先輩方が全く以てありがた迷惑な気を利かせてくれたおかげで、平野のデスクは私の隣になる事が決定し、以降、今日に至るまで私と平野はお隣さんであり続ける羽目になった訳である。
最初の自己紹介から人に嫌悪感を与えるという恐ろしい才能の持ち主である平野は、sucré編集部には初出勤だというのにまるで勤続数年が既に経過しているかの様な妙な余裕風を吹かせていて、緊張感で背筋を伸ばす事は一切なく、デスクに肘を立てて頬杖を突きながら初対面の先輩である私の顔を覗き込んで来た。
気に喰わねぇ奴。至近距離で眺めてもケチの付け所がゼロな顔面に胸中で文句を吐き散らしつつ、己の力の限りを尽くして口角を持ち上げた。

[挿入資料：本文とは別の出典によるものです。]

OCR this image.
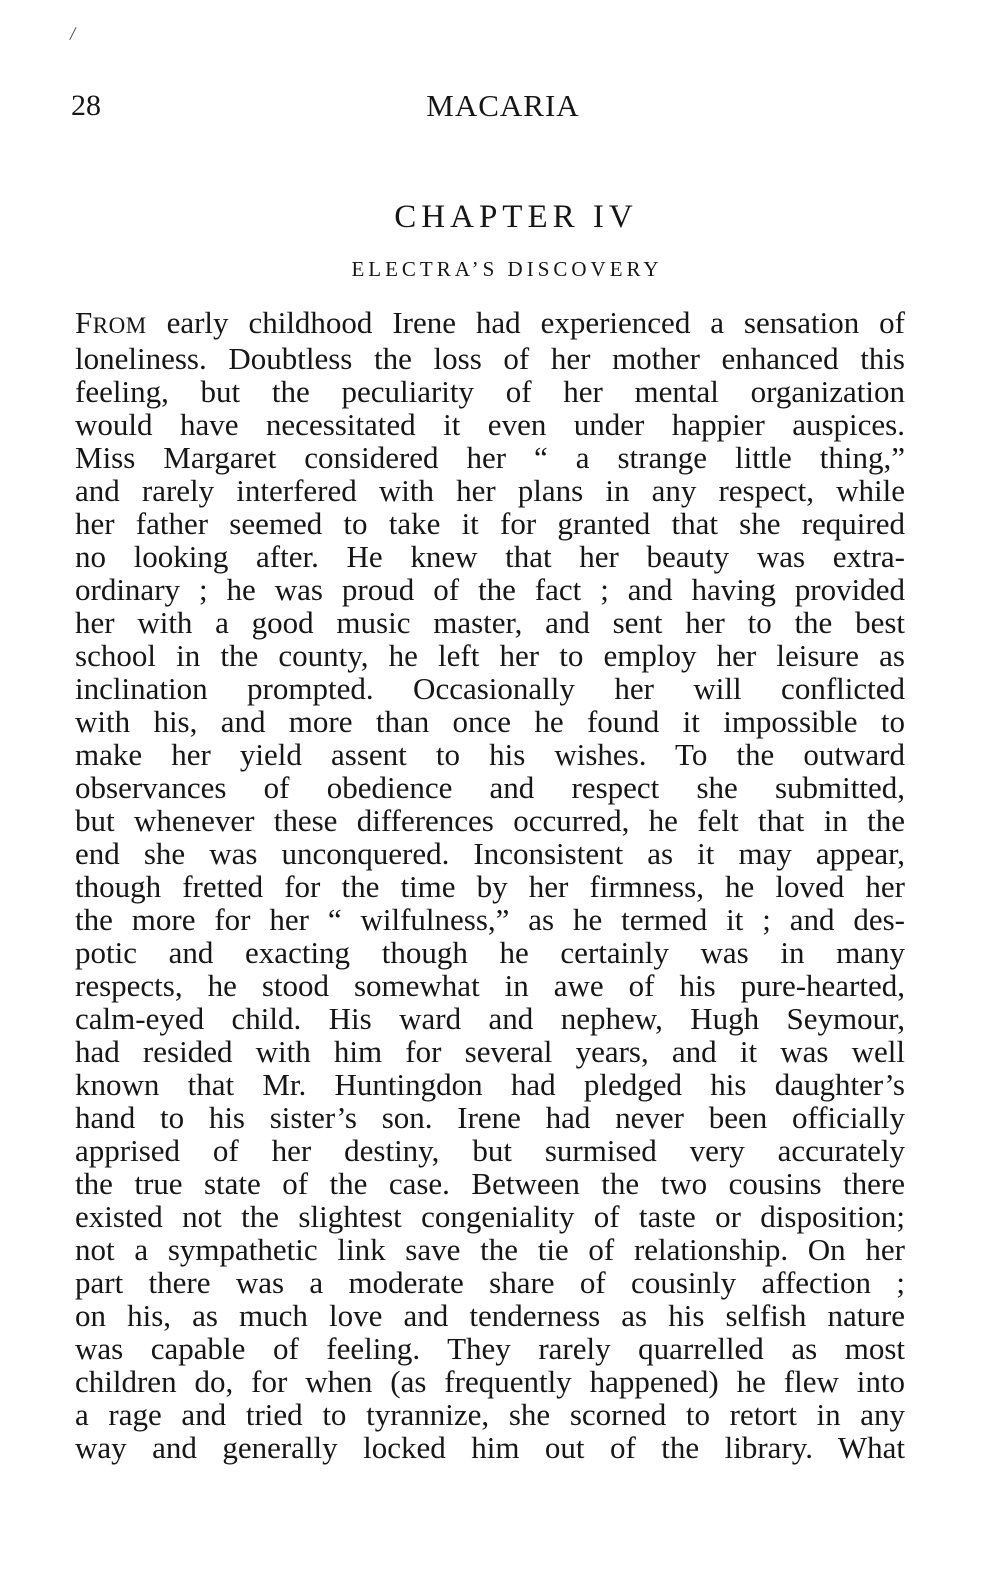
/
28	MACARIA
CHAPTER IV
ELECTRA’S DISCOVERY
FROM early childhood Irene had experienced a sensation of
loneliness. Doubtless the loss of her mother enhanced this
feeling, but the peculiarity of her mental organization
would have necessitated it even under happier auspices.
Miss Margaret considered her “ a strange little thing,”
and rarely interfered with her plans in any respect, while
her father seemed to take it for granted that she required
no looking after. He knew that her beauty was extra-
ordinary ; he was proud of the fact ; and having provided
her with a good music master, and sent her to the best
school in the county, he left her to employ her leisure as
inclination prompted. Occasionally her will conflicted
with his, and more than once he found it impossible to
make her yield assent to his wishes. To the outward
observances of obedience and respect she submitted,
but whenever these differences occurred, he felt that in the
end she was unconquered. Inconsistent as it may appear,
though fretted for the time by her firmness, he loved her
the more for her “ wilfulness,” as he termed it ; and des-
potic and exacting though he certainly was in many
respects, he stood somewhat in awe of his pure-hearted,
calm-eyed child. His ward and nephew, Hugh Seymour,
had resided with him for several years, and it was well
known that Mr. Huntingdon had pledged his daughter’s
hand to his sister’s son. Irene had never been officially
apprised of her destiny, but surmised very accurately
the true state of the case. Between the two cousins there
existed not the slightest congeniality of taste or disposition;
not a sympathetic link save the tie of relationship. On her
part there was a moderate share of cousinly affection ;
on his, as much love and tenderness as his selfish nature
was capable of feeling. They rarely quarrelled as most
children do, for when (as frequently happened) he flew into
a rage and tried to tyrannize, she scorned to retort in any
way and generally locked him out of the library. What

「初めまして平野さん。私は菅田 永琉です。先程、髙橋編集長が軽く紹介してくれた通り、平野さんの教育係に任命されたのでこれから宜しくお願いします。」
「こちらこそ末永くよろしくお願いします、永琉先輩。」
「は?」
「皆、永琉先輩の事下の名前で呼んでるし俺だけ苗字呼びするのも仲間外れみたいで寂しいじゃないですかぁ。」
「……。」
「なので、俺も永琉先輩って呼びますね。だから永琉先輩も俺を翔って呼んでも良いですよ?」
「あんた頭沸いてんの?」
会話のキャッチボールを始めてたったの三往復半。目前にいるクソイケメンなだけの生意気な後輩平野は、早くも私の心の中で「苦手」から「嫌い」への昇格を果たしたのだった。